Advanced Pattern: Hierarchical Reflection
For complex tasks, reflect at multiple levels:
# Level 1: Line-by-line review
for line in code.split('\n'):
critique_line(line)
# Level 2: Function-level review
for function in extract_functions(code):
critique_function(function)
# Level 3: Architecture review
critique_overall_design(code)
Example: SQL Generation with Reflection
Without Reflection
query = agent.generate("Get all users who signed up last month")
# Returns: SELECT * FROM users WHERE signup_date > '2024-01-01'
# Issue: Hardcoded date, selects all columns, no indexes
With Reflection
query = agent.generate("Get all users who signed up last month")
critique = agent.reflect(f"""
Review this SQL:
{query}
Check:
1. Does it actually get "last month" (not hardcoded date)?
2. Are we selecting only needed columns?
3. Will this be slow on a large table?
4. Any SQL injection risks?
""")
# Agent finds issues, refines to:
# SELECT id, email, signup_date
# FROM users
# WHERE signup_date >= DATE_SUB(CURDATE(), INTERVAL 1 MONTH)
# AND signup_date < CURDATE()
# USE INDEX (idx_signup_date)
Quick Reference
Basic Reflection Loop:
- Generate initial output
- Critique with specific criteria
- Refine based on critique
- Repeat 1-2 times max
Critique Prompt Checklist:
- ✅ Specific criteria (not "check for issues")

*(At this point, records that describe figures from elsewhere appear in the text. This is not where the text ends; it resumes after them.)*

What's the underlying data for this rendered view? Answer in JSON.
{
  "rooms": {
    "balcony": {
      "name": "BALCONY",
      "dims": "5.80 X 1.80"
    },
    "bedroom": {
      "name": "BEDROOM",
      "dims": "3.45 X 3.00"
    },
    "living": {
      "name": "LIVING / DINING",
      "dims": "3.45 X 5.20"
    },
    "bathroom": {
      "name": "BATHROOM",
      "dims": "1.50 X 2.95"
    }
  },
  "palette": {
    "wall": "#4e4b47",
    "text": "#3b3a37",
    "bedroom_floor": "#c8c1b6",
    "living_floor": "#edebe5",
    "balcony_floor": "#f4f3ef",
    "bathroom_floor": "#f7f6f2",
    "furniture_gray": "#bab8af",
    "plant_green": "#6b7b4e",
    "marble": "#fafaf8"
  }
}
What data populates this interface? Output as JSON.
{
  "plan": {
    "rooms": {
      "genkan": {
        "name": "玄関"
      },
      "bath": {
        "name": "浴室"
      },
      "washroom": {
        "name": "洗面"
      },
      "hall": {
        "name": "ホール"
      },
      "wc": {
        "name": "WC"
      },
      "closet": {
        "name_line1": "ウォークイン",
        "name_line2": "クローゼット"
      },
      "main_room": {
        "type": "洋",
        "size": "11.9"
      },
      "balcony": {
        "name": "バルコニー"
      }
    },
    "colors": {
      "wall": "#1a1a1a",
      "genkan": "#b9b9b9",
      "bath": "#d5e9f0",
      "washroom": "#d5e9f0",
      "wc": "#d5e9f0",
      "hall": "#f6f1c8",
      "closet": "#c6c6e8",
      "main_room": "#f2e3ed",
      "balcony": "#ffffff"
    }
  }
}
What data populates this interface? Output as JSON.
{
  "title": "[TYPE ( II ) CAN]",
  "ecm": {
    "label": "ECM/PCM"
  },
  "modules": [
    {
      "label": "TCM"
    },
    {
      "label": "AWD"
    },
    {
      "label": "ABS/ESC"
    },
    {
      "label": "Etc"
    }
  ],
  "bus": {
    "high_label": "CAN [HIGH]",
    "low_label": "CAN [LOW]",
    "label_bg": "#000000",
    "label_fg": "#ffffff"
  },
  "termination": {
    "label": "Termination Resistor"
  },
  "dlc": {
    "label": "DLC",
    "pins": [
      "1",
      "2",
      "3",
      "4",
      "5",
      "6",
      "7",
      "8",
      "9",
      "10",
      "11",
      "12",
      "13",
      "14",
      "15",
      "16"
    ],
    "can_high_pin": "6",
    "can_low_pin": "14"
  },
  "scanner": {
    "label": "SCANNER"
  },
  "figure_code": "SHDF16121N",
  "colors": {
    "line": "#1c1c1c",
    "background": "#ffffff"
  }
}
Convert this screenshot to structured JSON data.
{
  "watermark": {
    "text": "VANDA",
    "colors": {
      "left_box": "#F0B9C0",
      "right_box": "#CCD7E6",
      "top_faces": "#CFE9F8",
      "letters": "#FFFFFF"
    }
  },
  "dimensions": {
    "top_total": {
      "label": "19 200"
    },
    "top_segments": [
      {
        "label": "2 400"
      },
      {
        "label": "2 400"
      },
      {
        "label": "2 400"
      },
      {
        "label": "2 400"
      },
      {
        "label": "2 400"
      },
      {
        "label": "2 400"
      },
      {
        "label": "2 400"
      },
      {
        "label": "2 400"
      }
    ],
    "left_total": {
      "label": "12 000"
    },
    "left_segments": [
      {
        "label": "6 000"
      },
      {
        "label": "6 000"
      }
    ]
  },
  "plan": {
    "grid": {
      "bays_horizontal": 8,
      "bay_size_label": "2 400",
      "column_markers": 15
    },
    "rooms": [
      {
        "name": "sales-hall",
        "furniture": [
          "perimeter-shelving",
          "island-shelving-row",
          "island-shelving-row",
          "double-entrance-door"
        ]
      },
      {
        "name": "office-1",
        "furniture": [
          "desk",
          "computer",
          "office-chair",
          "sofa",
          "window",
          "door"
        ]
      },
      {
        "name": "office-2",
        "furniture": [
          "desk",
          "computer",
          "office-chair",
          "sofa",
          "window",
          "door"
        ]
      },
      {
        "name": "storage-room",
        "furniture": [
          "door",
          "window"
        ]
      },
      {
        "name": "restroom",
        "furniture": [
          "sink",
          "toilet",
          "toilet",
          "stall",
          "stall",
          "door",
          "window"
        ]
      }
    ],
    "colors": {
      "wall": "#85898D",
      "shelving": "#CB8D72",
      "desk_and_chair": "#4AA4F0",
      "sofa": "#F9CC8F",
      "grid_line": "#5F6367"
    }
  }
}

- ✅ Structured output format
- ✅ Adversarial framing ("find problems")
- ✅ Severity levels (critical/major/minor)
When to Use Reflection:
- Code generation (high cost of errors)
- Critical business logic (accuracy matters)
- User-facing content (quality bar)
- Complex reasoning (multi-step verification)
Rule of Thumb:
If a human would review it before shipping, your agent should too. Reflection is automated QA.